*Por Gabriel Rossi:
Javier Milei chegou como um meteoro; seu carisma, que independe de juízo de valor, parece permear uma campanha que desafia a normalidade de pleitos passados na Argentina. O candidato autodeclarado “anarcocapitalista” promete passar a limpo o país e alavancá-lo para a prosperidade. Milei é, no imaginário do cidadão que o apoia, o líder que entrará com o “pé na porta”, uma espécie de homem fora do comum, fadado ao triunfo, o Deus Ex Machina do teatro.
O momento é propício para o populismo: figuras políticas arquitetadas sob a égide da imagem excêntrica e audaciosa ganham força e competitividade em uma esfera pública que está cada vez mais distante do sonho habermasiano de debates racionais e argumentativos. Sobretudo, populistas atuais entendem que a política hoje, à luz das redes sociais e de aplicativos que mixam mensagens como Whatsapp e Telegram, é mais uma questão de performance algorítmica, estética e atuações teatrais no grande palco que é a sociedade. A esfera pública, como conhecemos hoje, se articula com sentimentos e paixões, em detrimento dos fatos históricos, opiniões e instintos pessoais são mais importantes do que a racionalidade, os fatos.
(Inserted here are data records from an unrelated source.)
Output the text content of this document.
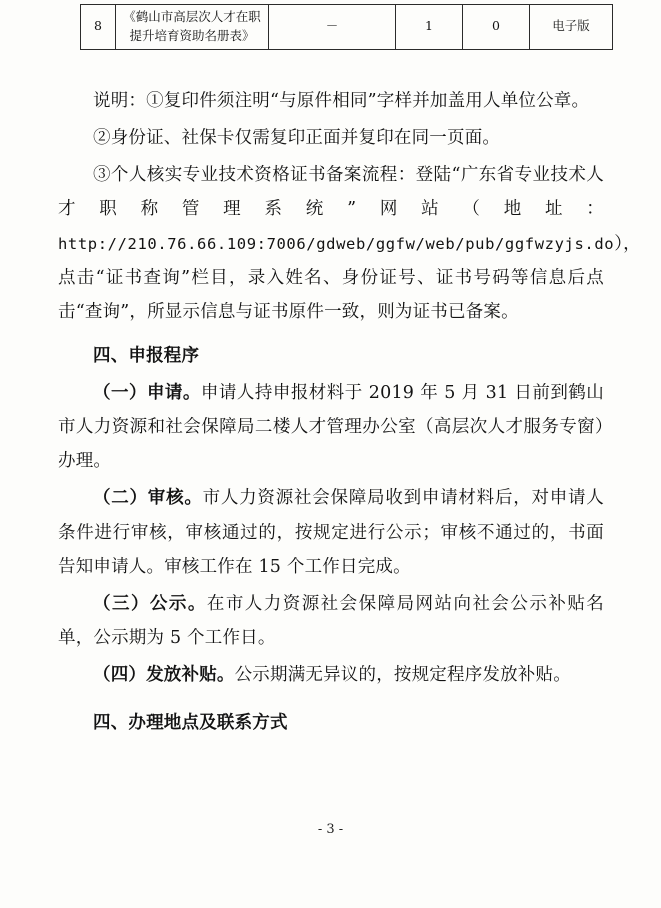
8	《鹤山市高层次人才在职提升培育资助名册表》	－	1	0	电子版

说明：①复印件须注明“与原件相同”字样并加盖用人单位公章。

②身份证、社保卡仅需复印正面并复印在同一页面。

③个人核实专业技术资格证书备案流程：登陆“广东省专业技术人才职称管理系统”网站（地址：http://210.76.66.109:7006/gdweb/ggfw/web/pub/ggfwzyjs.do），点击“证书查询”栏目，录入姓名、身份证号、证书号码等信息后点击“查询”，所显示信息与证书原件一致，则为证书已备案。

四、申报程序

（一）申请。申请人持申报材料于 2019 年 5 月 31 日前到鹤山市人力资源和社会保障局二楼人才管理办公室（高层次人才服务专窗）办理。

（二）审核。市人力资源社会保障局收到申请材料后，对申请人条件进行审核，审核通过的，按规定进行公示；审核不通过的，书面告知申请人。审核工作在 15 个工作日完成。

（三）公示。在市人力资源社会保障局网站向社会公示补贴名单，公示期为 5 个工作日。

（四）发放补贴。公示期满无异议的，按规定程序发放补贴。

四、办理地点及联系方式

- 3 -
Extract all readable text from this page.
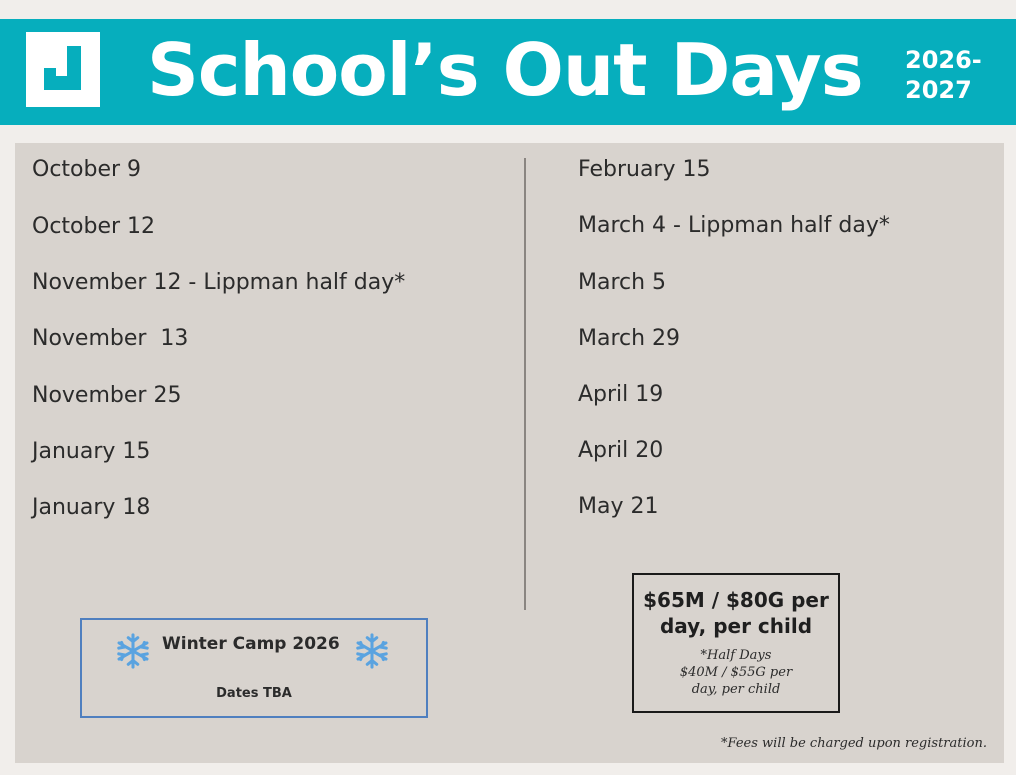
School’s Out Days 2026-
2027
October 9
October 12
November 12 - Lippman half day*
November  13
November 25
January 15
January 18
February 15
March 4 - Lippman half day*
March 5
March 29
April 19
April 20
May 21
Winter Camp 2026
Dates TBA
$65M / $80G per
day, per child
*Half Days
$40M / $55G per
day, per child
*Fees will be charged upon registration.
O fenômeno extrapola o caso argentino. O populismo na América Latina não vai embora e tende a ficar cada vez mais acentuado. No continente, recentes pesquisas constatam uma alarmante descrença do jovem em relação ao sistema democrático (talvez pelo fato que não tenham vivido e sabem muito pouco sobre os períodos ditatoriais do passado). Soma-se a isso, um cenário comunicacional que parece levar a uma a “liquefação da política”. Uma das principais consequências deste cenário é a preocupante tribalização de grupos distintos, em uma dinâmica de confrontos diretos, atos beligerantes e fragmentação polarizada das discussões.
E, claro, a falta de filtros dos sistemas democráticos da região colabora com essa realidade. Diversos países da América Latina, inclusive, em certa medida o Brasil durante nossas experiências mais recentes, viram seus líderes eleitos por meio do sufrágio popular subvertendo as instituições estabelecidas, dividindo em vez de unir e, frequentemente, apostando no corte constitucional e na aprovação das legislaturas para o alcance de suas prioridades. E mais do que isso: em muitos países, “elites democráticas” e membros importantes da sociedade civil têm se comportado de maneira indiferente, ou até mesmo colaborativa, diante do populismo autoritário.
De tempos em tempos surgem líderes demagogos, mesmo nas democracias mais sólidas. É preciso agir para que os intervalos não sejam cada vez menores.
*Gabriel Rossi é sociólogo, pesquisador e coordenador do Master em Comunicação Política e Sociedade da ESPM.